In at least some of the cases police had warrants to acquire urine, but the ACLU argues those warrants said nothing about forced catheters and that in the case of Henning the warrant did not identify him by name.
Tony Mangan, a spokesman for the South Dakota Department of Public Safety, declined to comment on the highway patrol’s conduct. Captain Jason Jones of the Pierre Police Department also declined to comment. Spokespeople for the Department of Social Services and Sisseton police did not respond to requests for comment.
The two men who spoke with the Argus Leader did have drugs in their system. Riis pleaded guilty to drugged driving and to a drug consumption charge, the paper reported, after his urine tested positive for methamphetamine, pot and benzodiazepines. Sparks reportedly pleaded no contest to drug charges after his urine tested positive for methamphetamine and pot.

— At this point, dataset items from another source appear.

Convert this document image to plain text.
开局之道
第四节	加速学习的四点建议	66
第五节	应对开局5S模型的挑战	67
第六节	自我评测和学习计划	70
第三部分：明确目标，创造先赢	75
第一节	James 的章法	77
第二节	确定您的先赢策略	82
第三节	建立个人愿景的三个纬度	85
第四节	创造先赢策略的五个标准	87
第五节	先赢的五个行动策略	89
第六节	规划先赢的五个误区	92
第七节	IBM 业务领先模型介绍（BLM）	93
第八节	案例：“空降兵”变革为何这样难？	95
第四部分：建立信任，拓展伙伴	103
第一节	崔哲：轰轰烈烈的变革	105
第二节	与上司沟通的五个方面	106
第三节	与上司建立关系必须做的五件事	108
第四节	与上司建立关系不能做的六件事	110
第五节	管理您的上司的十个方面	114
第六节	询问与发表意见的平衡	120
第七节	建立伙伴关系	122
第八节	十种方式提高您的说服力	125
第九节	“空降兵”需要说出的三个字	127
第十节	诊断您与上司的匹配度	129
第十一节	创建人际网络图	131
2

Forced catheterization lawsuits have fared poorly in the past, with authorities saying they deferred to the medical advice of health personnel and successfully claiming qualified immunity because the legality of the conduct was not clearly established.
Recent cases in Indiana and Utah have been dismissed by judges and the legal team representing the catheter patients could not immediately provide an example of a successful similar case.
The Associated Press reports that ACLU attorneys believe the Supreme Court’s 2013 ruling in Missouri v. McNeely that police must generally get a warrant to draw blood — in addition to a 1985 ruling in Winston v. Lee against surgical intrusions to collect evidence — will tilt the scales.
It’s unclear why police chose urine samples over blood draws in the six cases.
“In a lot of cases it’s just cops being a–holes,” says attorney Jeremiah Johnson, who represented a woman forcibly catheterized in Kansas in 2008. The woman, Samantha Cook, had been pulled over for speeding and officers came to suspect her of driving under the influence of alcohol.
Johnson says qualified immunity often derails forced-catheter cases, but that he’s particularly optimistic about the toddler’s chances.
“Qualified immunity probably doesn’t save them with the 3-year-old,” he says. “I think the 3-year-old wins that case all day and every day. They don’t have a leg to stand on.”